Thread: [18] clarify the difference between pg_wchar, wchar_t, and Unicode code points
[18] clarify the difference between pg_wchar, wchar_t, and Unicode code points
From
Jeff Davis
Date:
I'm not sure I understand all of the history behind pg_wchar, but it seems to be some blend of: (a) Postgres's own internal representation of a decoded character (b) libc's wchar_t (c) Unicode code point For example, Postgres has its own encoding/decoding routines, so (a) is the most obvious definition. When the server encoding is UTF-8, the internal representation is a Unicode code point, which is convenient for the builtin and ICU providers, as well as some (most? all?) libc implementations. Other encodings have different represenations which seem to favor the libc provider. pg_wchar is also passed directly to libc routines like iswalpha_l() (see pg_wc_isalpha()), which is depending on definition (b). We guard it with: if (sizeof(wchar_t) >= 4 || c <= (pg_wchar) 0xFFFF) to ensure that the pg_wchar is representable in the libc's wchar_t type.
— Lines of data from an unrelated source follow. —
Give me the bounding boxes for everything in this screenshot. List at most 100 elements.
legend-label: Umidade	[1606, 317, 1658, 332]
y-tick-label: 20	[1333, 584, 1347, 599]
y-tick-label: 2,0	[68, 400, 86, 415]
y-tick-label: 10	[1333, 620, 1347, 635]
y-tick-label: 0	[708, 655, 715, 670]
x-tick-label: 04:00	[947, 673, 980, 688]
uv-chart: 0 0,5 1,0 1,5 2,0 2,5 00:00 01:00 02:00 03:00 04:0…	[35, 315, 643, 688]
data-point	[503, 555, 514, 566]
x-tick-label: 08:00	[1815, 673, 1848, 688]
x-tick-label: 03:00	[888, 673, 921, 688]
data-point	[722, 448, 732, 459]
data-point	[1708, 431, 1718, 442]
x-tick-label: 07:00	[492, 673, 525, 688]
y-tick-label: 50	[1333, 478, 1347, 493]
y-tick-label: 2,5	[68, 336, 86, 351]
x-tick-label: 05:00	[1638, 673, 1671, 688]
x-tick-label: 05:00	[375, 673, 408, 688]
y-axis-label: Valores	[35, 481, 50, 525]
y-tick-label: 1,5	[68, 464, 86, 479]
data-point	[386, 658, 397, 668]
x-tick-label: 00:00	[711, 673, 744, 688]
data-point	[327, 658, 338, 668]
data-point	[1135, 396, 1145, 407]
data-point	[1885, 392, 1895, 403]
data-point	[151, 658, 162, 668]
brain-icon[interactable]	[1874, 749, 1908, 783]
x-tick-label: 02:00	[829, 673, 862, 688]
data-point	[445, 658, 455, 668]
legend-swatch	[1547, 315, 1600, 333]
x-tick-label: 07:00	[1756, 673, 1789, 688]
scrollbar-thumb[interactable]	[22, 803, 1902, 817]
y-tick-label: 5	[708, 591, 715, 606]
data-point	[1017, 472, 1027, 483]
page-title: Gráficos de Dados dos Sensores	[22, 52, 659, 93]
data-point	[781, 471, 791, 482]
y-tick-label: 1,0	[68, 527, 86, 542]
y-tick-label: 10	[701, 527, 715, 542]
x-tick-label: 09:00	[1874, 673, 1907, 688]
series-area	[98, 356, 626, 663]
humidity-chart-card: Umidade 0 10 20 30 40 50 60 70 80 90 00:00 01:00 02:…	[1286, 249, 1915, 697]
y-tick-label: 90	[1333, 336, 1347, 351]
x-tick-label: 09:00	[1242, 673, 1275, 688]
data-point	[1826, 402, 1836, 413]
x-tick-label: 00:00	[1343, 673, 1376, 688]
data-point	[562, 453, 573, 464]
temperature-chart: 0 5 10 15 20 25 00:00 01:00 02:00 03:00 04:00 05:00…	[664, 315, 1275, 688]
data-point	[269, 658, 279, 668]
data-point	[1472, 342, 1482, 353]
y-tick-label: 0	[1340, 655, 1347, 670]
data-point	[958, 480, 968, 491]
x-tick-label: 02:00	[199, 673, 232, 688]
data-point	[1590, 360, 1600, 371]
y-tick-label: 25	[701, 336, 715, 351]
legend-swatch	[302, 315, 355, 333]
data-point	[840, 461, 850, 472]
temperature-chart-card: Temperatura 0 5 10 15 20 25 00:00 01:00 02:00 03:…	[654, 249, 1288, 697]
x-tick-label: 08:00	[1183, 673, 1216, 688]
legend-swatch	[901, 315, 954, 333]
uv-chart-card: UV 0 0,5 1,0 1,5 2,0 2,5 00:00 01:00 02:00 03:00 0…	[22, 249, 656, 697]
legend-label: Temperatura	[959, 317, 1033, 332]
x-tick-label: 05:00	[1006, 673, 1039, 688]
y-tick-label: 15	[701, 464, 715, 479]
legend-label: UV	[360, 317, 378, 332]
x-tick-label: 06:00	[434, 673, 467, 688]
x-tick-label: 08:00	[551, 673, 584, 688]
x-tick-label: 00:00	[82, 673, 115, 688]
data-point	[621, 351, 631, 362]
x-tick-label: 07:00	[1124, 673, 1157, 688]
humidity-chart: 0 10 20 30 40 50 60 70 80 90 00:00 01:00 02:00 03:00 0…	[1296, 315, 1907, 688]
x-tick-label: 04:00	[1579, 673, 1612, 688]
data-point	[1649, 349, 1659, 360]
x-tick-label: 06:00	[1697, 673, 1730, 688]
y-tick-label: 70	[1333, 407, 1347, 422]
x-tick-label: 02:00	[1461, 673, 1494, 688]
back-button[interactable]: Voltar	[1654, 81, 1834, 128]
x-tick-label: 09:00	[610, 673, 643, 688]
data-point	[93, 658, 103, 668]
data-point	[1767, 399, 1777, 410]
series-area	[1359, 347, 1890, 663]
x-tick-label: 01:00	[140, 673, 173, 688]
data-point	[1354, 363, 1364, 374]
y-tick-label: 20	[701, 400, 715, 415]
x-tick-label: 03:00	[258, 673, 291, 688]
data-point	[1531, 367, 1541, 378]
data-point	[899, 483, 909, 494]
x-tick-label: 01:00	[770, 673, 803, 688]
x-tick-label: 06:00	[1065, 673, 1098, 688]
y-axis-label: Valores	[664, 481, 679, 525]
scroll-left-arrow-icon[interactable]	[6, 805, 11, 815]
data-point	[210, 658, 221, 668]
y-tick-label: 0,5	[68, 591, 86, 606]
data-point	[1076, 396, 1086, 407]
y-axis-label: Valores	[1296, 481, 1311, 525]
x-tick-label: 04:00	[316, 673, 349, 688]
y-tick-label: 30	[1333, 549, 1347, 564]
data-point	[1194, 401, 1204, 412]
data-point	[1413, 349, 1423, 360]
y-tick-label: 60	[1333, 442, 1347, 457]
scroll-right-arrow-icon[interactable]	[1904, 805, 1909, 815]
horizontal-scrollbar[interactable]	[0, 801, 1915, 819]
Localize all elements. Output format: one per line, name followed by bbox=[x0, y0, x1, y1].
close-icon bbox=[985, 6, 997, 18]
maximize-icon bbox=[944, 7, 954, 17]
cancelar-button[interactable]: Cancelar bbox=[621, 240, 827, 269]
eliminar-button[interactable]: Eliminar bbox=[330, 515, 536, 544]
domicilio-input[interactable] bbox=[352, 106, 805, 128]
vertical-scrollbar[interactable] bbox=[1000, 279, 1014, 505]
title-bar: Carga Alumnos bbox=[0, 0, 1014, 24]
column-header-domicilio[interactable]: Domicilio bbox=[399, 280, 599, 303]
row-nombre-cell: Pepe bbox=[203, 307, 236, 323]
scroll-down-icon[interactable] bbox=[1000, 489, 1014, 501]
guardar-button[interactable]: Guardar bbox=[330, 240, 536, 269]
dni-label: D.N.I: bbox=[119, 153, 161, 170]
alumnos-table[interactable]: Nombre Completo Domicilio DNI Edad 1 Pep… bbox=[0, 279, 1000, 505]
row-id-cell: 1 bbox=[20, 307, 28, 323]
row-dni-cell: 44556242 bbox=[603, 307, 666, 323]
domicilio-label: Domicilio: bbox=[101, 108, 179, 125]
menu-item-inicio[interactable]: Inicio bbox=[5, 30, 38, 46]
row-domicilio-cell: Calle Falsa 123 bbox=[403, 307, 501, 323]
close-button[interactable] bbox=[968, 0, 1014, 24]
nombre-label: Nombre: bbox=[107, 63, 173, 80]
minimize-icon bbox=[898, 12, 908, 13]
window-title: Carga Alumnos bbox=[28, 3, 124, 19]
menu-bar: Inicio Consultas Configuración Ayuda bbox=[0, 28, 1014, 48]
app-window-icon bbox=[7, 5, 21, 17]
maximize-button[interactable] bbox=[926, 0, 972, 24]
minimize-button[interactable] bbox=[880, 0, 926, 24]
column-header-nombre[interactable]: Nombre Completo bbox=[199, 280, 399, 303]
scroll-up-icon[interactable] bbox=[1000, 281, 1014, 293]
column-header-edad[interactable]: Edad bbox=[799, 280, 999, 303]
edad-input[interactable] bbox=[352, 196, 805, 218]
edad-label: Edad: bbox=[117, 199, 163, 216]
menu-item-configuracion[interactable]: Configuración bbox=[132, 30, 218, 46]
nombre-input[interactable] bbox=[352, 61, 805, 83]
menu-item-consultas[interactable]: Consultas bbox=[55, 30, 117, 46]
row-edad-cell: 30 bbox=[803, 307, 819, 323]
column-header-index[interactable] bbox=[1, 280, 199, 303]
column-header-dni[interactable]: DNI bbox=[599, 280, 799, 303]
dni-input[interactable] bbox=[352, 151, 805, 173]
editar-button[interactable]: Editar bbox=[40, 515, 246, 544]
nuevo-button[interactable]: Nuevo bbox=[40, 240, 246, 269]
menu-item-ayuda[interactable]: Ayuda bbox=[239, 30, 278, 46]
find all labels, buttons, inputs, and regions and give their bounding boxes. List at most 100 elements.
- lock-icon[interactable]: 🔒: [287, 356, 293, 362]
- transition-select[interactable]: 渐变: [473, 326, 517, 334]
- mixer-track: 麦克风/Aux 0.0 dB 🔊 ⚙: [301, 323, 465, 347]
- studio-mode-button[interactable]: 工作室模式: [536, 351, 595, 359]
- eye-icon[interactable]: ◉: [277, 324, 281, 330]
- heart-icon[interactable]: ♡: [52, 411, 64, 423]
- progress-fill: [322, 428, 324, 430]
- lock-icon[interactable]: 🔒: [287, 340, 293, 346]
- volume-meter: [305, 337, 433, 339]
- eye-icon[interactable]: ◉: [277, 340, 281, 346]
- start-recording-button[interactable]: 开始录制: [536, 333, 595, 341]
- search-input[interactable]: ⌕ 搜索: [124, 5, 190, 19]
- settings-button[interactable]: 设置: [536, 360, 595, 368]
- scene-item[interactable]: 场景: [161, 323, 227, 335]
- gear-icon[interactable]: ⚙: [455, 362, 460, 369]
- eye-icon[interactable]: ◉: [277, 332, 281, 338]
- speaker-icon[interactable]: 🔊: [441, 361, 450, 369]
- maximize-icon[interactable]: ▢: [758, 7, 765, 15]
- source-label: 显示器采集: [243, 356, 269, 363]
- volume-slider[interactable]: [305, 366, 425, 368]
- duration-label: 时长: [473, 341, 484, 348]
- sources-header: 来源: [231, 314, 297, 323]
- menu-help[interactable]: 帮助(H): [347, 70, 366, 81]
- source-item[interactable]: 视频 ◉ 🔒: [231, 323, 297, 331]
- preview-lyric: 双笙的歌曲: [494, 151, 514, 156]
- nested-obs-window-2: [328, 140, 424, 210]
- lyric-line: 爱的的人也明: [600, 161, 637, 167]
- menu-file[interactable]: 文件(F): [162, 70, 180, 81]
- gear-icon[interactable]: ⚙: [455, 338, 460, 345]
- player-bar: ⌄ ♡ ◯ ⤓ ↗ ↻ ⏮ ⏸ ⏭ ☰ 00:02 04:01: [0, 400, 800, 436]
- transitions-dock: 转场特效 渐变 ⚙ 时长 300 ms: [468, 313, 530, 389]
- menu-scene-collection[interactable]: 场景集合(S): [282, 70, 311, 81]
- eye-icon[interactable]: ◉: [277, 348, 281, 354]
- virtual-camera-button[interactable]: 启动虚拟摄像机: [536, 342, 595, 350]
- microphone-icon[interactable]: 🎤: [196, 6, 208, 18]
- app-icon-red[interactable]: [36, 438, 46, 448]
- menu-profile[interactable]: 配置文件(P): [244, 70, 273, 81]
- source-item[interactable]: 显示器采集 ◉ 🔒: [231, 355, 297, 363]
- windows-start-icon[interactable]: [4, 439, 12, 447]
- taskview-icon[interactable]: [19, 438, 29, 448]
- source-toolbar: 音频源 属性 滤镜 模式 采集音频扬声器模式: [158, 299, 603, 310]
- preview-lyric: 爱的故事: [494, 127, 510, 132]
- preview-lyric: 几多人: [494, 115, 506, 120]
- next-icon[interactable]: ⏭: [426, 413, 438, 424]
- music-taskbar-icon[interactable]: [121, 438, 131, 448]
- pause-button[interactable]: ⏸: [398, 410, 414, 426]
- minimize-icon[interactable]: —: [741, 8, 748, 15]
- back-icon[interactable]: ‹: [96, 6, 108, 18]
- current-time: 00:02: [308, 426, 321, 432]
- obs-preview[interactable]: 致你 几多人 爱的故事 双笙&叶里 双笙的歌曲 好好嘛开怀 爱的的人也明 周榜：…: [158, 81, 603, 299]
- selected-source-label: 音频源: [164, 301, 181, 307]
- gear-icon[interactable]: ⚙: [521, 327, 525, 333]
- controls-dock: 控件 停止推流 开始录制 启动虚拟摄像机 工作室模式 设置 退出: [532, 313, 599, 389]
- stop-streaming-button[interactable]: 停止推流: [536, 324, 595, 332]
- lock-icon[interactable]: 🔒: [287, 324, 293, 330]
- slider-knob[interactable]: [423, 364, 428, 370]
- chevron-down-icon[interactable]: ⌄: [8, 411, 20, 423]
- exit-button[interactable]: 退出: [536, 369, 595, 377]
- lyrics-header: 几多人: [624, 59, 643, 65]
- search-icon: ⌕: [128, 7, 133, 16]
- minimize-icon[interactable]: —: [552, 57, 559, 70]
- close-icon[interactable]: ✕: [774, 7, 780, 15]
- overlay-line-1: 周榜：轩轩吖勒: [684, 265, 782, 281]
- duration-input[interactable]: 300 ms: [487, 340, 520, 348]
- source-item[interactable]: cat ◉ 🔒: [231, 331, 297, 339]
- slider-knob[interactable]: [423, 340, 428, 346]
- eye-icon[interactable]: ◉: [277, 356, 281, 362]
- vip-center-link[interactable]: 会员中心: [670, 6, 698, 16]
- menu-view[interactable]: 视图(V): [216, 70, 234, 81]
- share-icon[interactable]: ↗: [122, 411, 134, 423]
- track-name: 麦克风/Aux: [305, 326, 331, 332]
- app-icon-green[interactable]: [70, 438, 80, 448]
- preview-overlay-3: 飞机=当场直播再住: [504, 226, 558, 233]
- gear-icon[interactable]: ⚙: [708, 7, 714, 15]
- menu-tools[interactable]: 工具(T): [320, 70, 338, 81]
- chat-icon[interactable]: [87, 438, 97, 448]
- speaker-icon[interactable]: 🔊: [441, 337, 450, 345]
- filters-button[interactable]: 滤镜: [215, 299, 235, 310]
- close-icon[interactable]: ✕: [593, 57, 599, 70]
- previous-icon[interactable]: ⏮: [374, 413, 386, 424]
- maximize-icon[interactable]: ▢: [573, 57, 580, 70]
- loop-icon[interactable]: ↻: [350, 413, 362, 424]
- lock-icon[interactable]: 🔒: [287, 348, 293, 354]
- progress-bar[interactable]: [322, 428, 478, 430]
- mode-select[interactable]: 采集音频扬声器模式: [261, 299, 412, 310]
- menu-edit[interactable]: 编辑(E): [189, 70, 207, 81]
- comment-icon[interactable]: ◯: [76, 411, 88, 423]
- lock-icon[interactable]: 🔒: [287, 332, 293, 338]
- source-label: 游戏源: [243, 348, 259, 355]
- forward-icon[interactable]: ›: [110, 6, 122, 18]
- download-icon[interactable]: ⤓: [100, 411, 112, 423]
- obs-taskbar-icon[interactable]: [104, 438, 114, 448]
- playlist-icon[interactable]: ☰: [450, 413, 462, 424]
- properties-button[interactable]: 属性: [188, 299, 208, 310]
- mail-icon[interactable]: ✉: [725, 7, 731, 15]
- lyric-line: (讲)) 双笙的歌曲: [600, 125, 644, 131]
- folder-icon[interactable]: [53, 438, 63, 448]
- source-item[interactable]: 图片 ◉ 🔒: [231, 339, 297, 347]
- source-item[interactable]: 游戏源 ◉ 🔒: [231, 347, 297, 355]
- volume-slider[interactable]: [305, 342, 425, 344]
As far as I can tell this is still no guarantee of correctness; it's just a sanity check. I didn't find an obviously better way of doing it, however. When using ICU, we also pass a pg_wchar directly to ICU routines, which depends on definition (c), and can lead to problems like: https://www.postgresql.org/message-id/e7b67d24288f811aebada7c33f9ae629dde0def5.camel@j-davis.com The comment at the top of pg_regc_locale.c explains some of the above, but not all. I'd like to organize this a bit better: * a new typedef for a Unicode code point ("codepoint"? "uchar"?) * a no-op conversion routine from pg_wchar to a codepoint that would assert that the server encoding is UTF-8 (#ifndef FRONTEND, of course) * a no-op conversion routine from pg_wchar to wchar_t that would be a good place for a comment describing that it's a "best effort" and may not be correct in all cases We could even go so far as to make the pg_wchar type not implicitly- castable, so that callers would be forced to convert it to either a wchar_t or a code point. Tom also suggested here: https://www.postgresql.org/message-id/360857.1701302164%40sss.pgh.pa.us that we don't necessarily need to use libc at all, and I like that idea. Perhaps the suggestions above are a step in that direction, or perhaps we can skip ahead? I intend to submit a patch for the July CF. Thoughts? Regards, Jeff Davis
Re: [18] clarify the difference between pg_wchar, wchar_t, and Unicode code points
From
Peter Eisentraut
Date:
On 16.04.24 01:40, Jeff Davis wrote: > I'm not sure I understand all of the history behind pg_wchar, but it > seems to be some blend of: > > (a) Postgres's own internal representation of a decoded character > (b) libc's wchar_t > (c) Unicode code point > > For example, Postgres has its own encoding/decoding routines, so (a) is > the most obvious definition. (a) is the correct definition, I think. The other ones are just occasional conveniences, and occasionally wrong. > When using ICU, we also pass a pg_wchar directly to ICU routines, which > depends on definition (c), and can lead to problems like: > > https://www.postgresql.org/message-id/e7b67d24288f811aebada7c33f9ae629dde0def5.camel@j-davis.com That's just a plain bug, I think. It's missing the encoding check that for example pg_strncoll_icu() does. > The comment at the top of pg_regc_locale.c explains some of the above, > but not all. I'd like to organize this a bit better: > > * a new typedef for a Unicode code point ("codepoint"? "uchar"?) > * a no-op conversion routine from pg_wchar to a codepoint that would > assert that the server encoding is UTF-8 (#ifndef FRONTEND, of course) > * a no-op conversion routine from pg_wchar to wchar_t that would be a > good place for a comment describing that it's a "best effort" and may > not be correct in all cases I guess sometimes you really want to just store an array of Unicode code points. But I'm not sure how this would actually address coding mistakes like the one above. You still need to check the server encoding and do encoding conversion when necessary.